L’umanità sprecata

Non rimane che riflettere, riflettere seriamente e decidere da che parte stare.
Non basta più l’ipocrisia intrisa di buonismo e non serve più, anche perché non è mai servita, una politica farcita di ignoranza e priva di ogni forma di umanità. Serve un nuovo paradigma politico dove seriamente vengano declinati i verbi e le parole giuste per formare un domani migliore allargando i confini del nostro Io e del nostro Paese.
Serve una politica che non usi le tragedie, che non usi i migranti per fare campagna elettorale ma faccia i conti con i numeri. Siamo pochi, ci hanno messo in una condizione economica così difficile che in Italia non si fanno più figli, non ci saranno gli uomini del domani.
Un flusso regolare di persone che entra e che con programmi pensati venga definito italiano potrebbe essere l’Italia di domani e ci renderebbe un paese civile e un paese inclusivo.
Invece nelle campagne elettorali dei nostri politici le parole inclusione, lavoro, futuro, green non sono state nemmeno sfiorate. Anzi i migranti sono stati cavalli di battaglia per diffondere l’odio. Ma, un Paese civile, i cui cittadini per anni hanno affollato le navi dirette in America, in Brasile, in Argentina e non certo in prima classe, per poi passare al nord Europa, un Paese civile i cui cittadini sono andati per il mondo a cercare fortuna e non sempre hanno portato la pizza e il mandolino ma anche la mafia e la criminalità organizzata, un Paese civile dovrebbe avere il dovere di ricordare chi siamo stati e non raccogliere sulle spiagge di una cittadina del sud le macerie di quei tanti migranti, che qualcuno ha definito qualche mese fa carico residuale. Le macerie di quelle anime che hanno smarrito il proprio corpo ad un passo dalla salvezza dovrebbero essere le nostre macerie.
La vita di chi non ce l’ha fatta raccontata da oggetti personali impigliati tra la sabbia e le onde, quelle onde che con violenza hanno fatto naufragare per sempre la loro speranza dovrebbe essere lo scossone all’interno dei ministeri.
La speranza, il sogno di una vita lontana dal rumore delle bombe.
Un futuro migliore per i loro figli, ecco perché si parte. Le persone che hanno deciso di intraprendere quel viaggio non sono partite da un’isola felice.
Scappano dalla guerra, dalla fame, dai diritti negati.
E quelle persone su quel barcone erano uomini, donne, bambini, ragazzi partiti con il cuore gonfio di speranza ma proprio lì a poche miglia dalla riva hanno trovato le onde alte che hanno cancellato per sempre i loro sogni e le loro speranze.

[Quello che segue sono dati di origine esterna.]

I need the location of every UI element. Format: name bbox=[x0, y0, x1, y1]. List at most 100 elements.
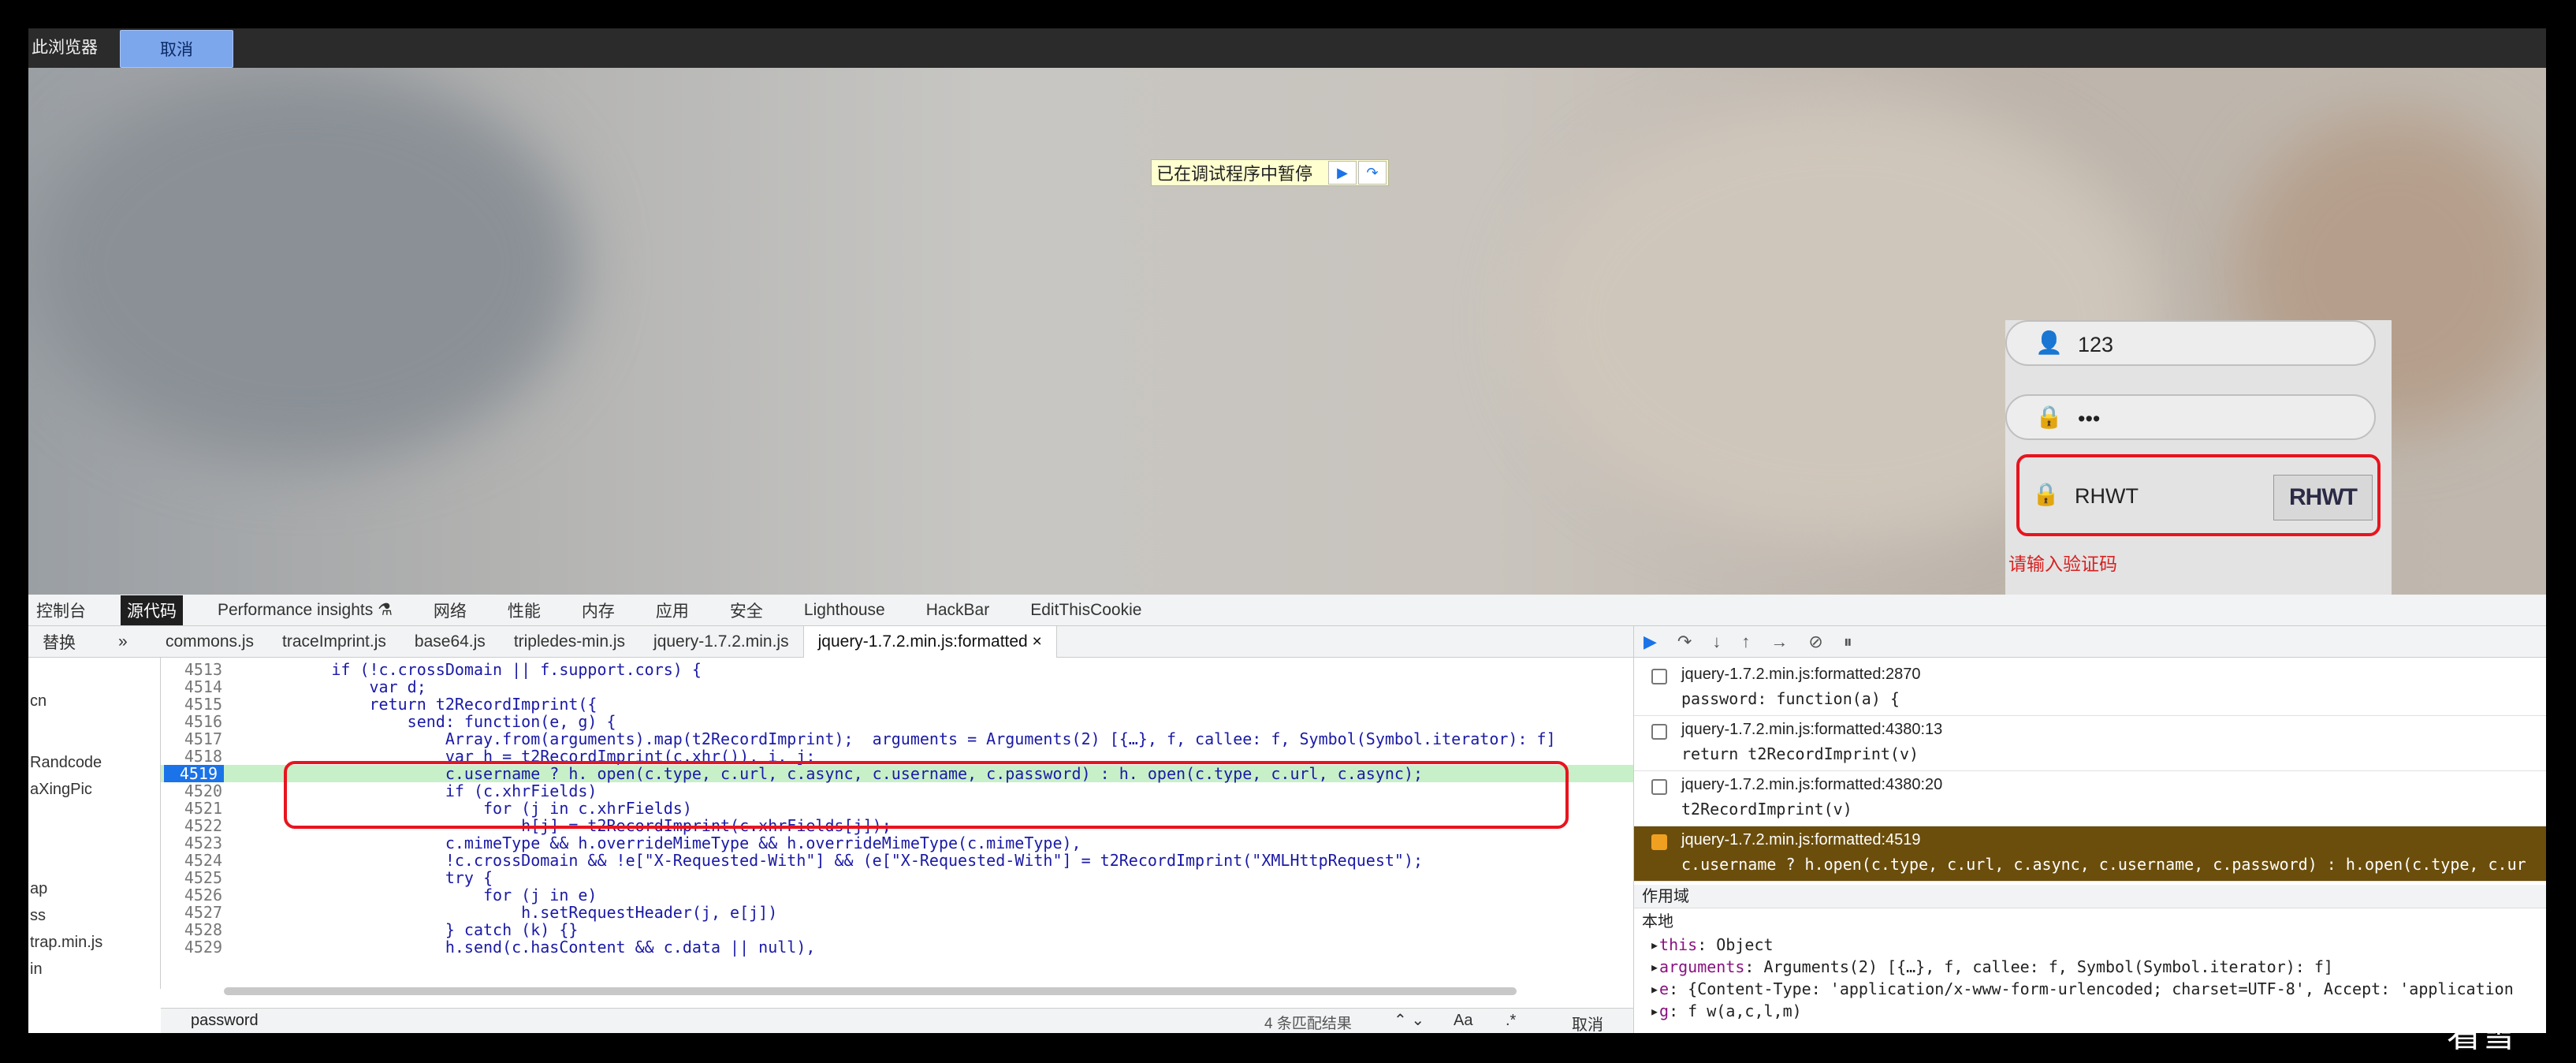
expand-triangle-icon[interactable]: ▸ bbox=[1650, 979, 1659, 998]
frame-source: t2RecordImprint(v) bbox=[1681, 800, 1852, 819]
call-stack-frame[interactable]: jquery-1.7.2.min.js:formatted:2870 passwo… bbox=[1634, 661, 2546, 716]
nav-item[interactable]: ss bbox=[30, 907, 46, 925]
expand-triangle-icon[interactable]: ▸ bbox=[1650, 1001, 1659, 1020]
line-number[interactable]: 4520 bbox=[170, 782, 222, 800]
code-line[interactable]: 4517 Array.from(arguments).map(t2RecordI… bbox=[161, 730, 1633, 748]
file-tab-traceimprint[interactable]: traceImprint.js bbox=[268, 629, 400, 655]
nav-item[interactable]: aXingPic bbox=[30, 781, 92, 799]
file-tab-jquery-formatted[interactable]: jquery-1.7.2.min.js:formatted × bbox=[802, 625, 1057, 658]
search-prev-next-icon[interactable]: ⌃ ⌄ bbox=[1394, 1010, 1424, 1030]
scope-section-header[interactable]: 作用域 bbox=[1634, 885, 2546, 908]
tab-sources[interactable]: 源代码 bbox=[121, 595, 183, 625]
file-tab-tripledes[interactable]: tripledes-min.js bbox=[500, 629, 639, 655]
tab-console[interactable]: 控制台 bbox=[30, 595, 92, 625]
nav-item[interactable]: ap bbox=[30, 880, 47, 898]
line-number[interactable]: 4524 bbox=[170, 852, 222, 869]
username-field[interactable]: 👤 123 bbox=[2005, 320, 2376, 366]
nav-more-icon[interactable]: » bbox=[104, 629, 151, 655]
code-line[interactable]: 4523 c.mimeType && h.overrideMimeType &&… bbox=[161, 834, 1633, 852]
captcha-field[interactable]: 🔒 RHWT RHWT bbox=[2016, 454, 2381, 536]
password-field[interactable]: 🔒 ••• bbox=[2005, 394, 2376, 440]
call-stack-frame[interactable]: jquery-1.7.2.min.js:formatted:4380:20 t2R… bbox=[1634, 771, 2546, 826]
cancel-button[interactable]: 取消 bbox=[120, 30, 233, 68]
search-cancel-button[interactable]: 取消 bbox=[1572, 1012, 1603, 1035]
file-tab-jquery[interactable]: jquery-1.7.2.min.js bbox=[639, 629, 803, 655]
line-number[interactable]: 4528 bbox=[170, 921, 222, 938]
code-line[interactable]: 4524 !c.crossDomain && !e["X-Requested-W… bbox=[161, 852, 1633, 869]
step-into-icon[interactable]: ↓ bbox=[1712, 632, 1721, 652]
code-line[interactable]: 4513 if (!c.crossDomain || f.support.cor… bbox=[161, 661, 1633, 678]
file-tab-commons[interactable]: commons.js bbox=[151, 629, 268, 655]
line-number[interactable]: 4517 bbox=[170, 730, 222, 748]
captcha-image[interactable]: RHWT bbox=[2273, 475, 2373, 520]
scope-variable[interactable]: ▸this: Object bbox=[1650, 935, 1774, 954]
scope-variable[interactable]: ▸arguments: Arguments(2) [{…}, f, callee… bbox=[1650, 957, 2333, 976]
code-line[interactable]: 4526 for (j in e) bbox=[161, 886, 1633, 904]
code-text: h.send(c.hasContent && c.data || null), bbox=[255, 938, 816, 957]
scope-variable[interactable]: ▸g: f w(a,c,l,m) bbox=[1650, 1001, 1802, 1020]
tab-memory[interactable]: 内存 bbox=[575, 595, 621, 625]
step-icon[interactable]: → bbox=[1770, 632, 1788, 652]
code-line[interactable]: 4514 var d; bbox=[161, 678, 1633, 696]
resume-icon[interactable]: ▶ bbox=[1644, 632, 1657, 652]
local-scope-header[interactable]: 本地 bbox=[1634, 910, 2546, 934]
step-out-icon[interactable]: ↑ bbox=[1741, 632, 1750, 652]
tab-performance[interactable]: 性能 bbox=[501, 595, 547, 625]
code-line[interactable]: 4525 try { bbox=[161, 869, 1633, 886]
breakpoint-checkbox[interactable] bbox=[1651, 834, 1667, 850]
line-number[interactable]: 4514 bbox=[170, 678, 222, 696]
line-number[interactable]: 4529 bbox=[170, 938, 222, 956]
line-number[interactable]: 4513 bbox=[170, 661, 222, 678]
line-number[interactable]: 4518 bbox=[170, 748, 222, 765]
line-number[interactable]: 4515 bbox=[170, 696, 222, 713]
code-text: !c.crossDomain && !e["X-Requested-With"]… bbox=[255, 851, 1424, 870]
line-number[interactable]: 4522 bbox=[170, 817, 222, 834]
call-stack-frame[interactable]: jquery-1.7.2.min.js:formatted:4380:13 ret… bbox=[1634, 716, 2546, 771]
tab-performance-insights[interactable]: Performance insights ⚗ bbox=[211, 597, 399, 623]
nav-item[interactable]: cn bbox=[30, 692, 47, 711]
pause-on-exceptions-icon[interactable]: ⏸ bbox=[1844, 632, 1852, 652]
line-number[interactable]: 4523 bbox=[170, 834, 222, 852]
resume-icon[interactable]: ▶ bbox=[1328, 161, 1357, 185]
line-number[interactable]: 4519 bbox=[164, 765, 224, 782]
breakpoint-checkbox[interactable] bbox=[1651, 724, 1667, 740]
tab-hackbar[interactable]: HackBar bbox=[920, 598, 996, 623]
tab-lighthouse[interactable]: Lighthouse bbox=[798, 598, 892, 623]
code-line[interactable]: 4528 } catch (k) {} bbox=[161, 921, 1633, 938]
tab-security[interactable]: 安全 bbox=[724, 595, 769, 625]
step-over-icon[interactable]: ↷ bbox=[1677, 632, 1692, 652]
nav-override-tab[interactable]: 替换 bbox=[28, 627, 104, 657]
line-number[interactable]: 4516 bbox=[170, 713, 222, 730]
code-line[interactable]: 4529 h.send(c.hasContent && c.data || nu… bbox=[161, 938, 1633, 956]
call-stack-frame[interactable]: jquery-1.7.2.min.js:formatted:4519 c.user… bbox=[1634, 826, 2546, 882]
blur-region bbox=[28, 68, 580, 462]
line-number[interactable]: 4521 bbox=[170, 800, 222, 817]
user-icon: 👤 bbox=[2035, 330, 2063, 355]
code-line[interactable]: 4527 h.setRequestHeader(j, e[j]) bbox=[161, 904, 1633, 921]
code-line[interactable]: 4515 return t2RecordImprint({ bbox=[161, 696, 1633, 713]
tab-editthiscookie[interactable]: EditThisCookie bbox=[1024, 598, 1148, 623]
var-name: e bbox=[1659, 979, 1670, 998]
expand-triangle-icon[interactable]: ▸ bbox=[1650, 935, 1659, 954]
scope-variable[interactable]: ▸e: {Content-Type: 'application/x-www-fo… bbox=[1650, 979, 2514, 998]
search-input[interactable]: password bbox=[191, 1012, 259, 1030]
tab-network[interactable]: 网络 bbox=[427, 595, 473, 625]
line-number[interactable]: 4526 bbox=[170, 886, 222, 904]
line-number[interactable]: 4527 bbox=[170, 904, 222, 921]
file-tab-base64[interactable]: base64.js bbox=[400, 629, 500, 655]
deactivate-breakpoints-icon[interactable]: ⊘ bbox=[1808, 632, 1822, 652]
horizontal-scrollbar[interactable] bbox=[224, 987, 1517, 995]
nav-item[interactable]: in bbox=[30, 960, 43, 979]
nav-item[interactable]: Randcode bbox=[30, 754, 102, 772]
regex-button[interactable]: .* bbox=[1506, 1012, 1516, 1030]
tab-application[interactable]: 应用 bbox=[650, 595, 695, 625]
nav-item[interactable]: trap.min.js bbox=[30, 934, 102, 952]
match-case-button[interactable]: Aa bbox=[1454, 1012, 1472, 1030]
breakpoint-checkbox[interactable] bbox=[1651, 779, 1667, 795]
step-over-icon[interactable]: ↷ bbox=[1358, 161, 1387, 185]
line-number[interactable]: 4525 bbox=[170, 869, 222, 886]
breakpoint-checkbox[interactable] bbox=[1651, 669, 1667, 684]
code-line[interactable]: 4516 send: function(e, g) { bbox=[161, 713, 1633, 730]
code-text: send: function(e, g) { bbox=[255, 712, 616, 731]
expand-triangle-icon[interactable]: ▸ bbox=[1650, 957, 1659, 976]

A noi rimane un palazzetto dello sport pieno di bare e di dolore in una città del sud, la mia Crotone, che nella tragedia più disumana ha dimostrato umanità e civiltà, quella civiltà che dovrebbe essere alla base di una politica degna di questo nome.
Ma non servirà nemmeno questa tragedia a scomodare le coscienze di chi da una parte e dall’altra stringe come in una morsa i Paesi bombardati da anni di guerra, dove manca l’acqua, il cibo, l’istruzione e da dove ogni madre vorrebbe far scappare il proprio figlio.
Non servirà, finché qualcuno ancora potrà permettersi di dire: non sarebbero dovuti partire.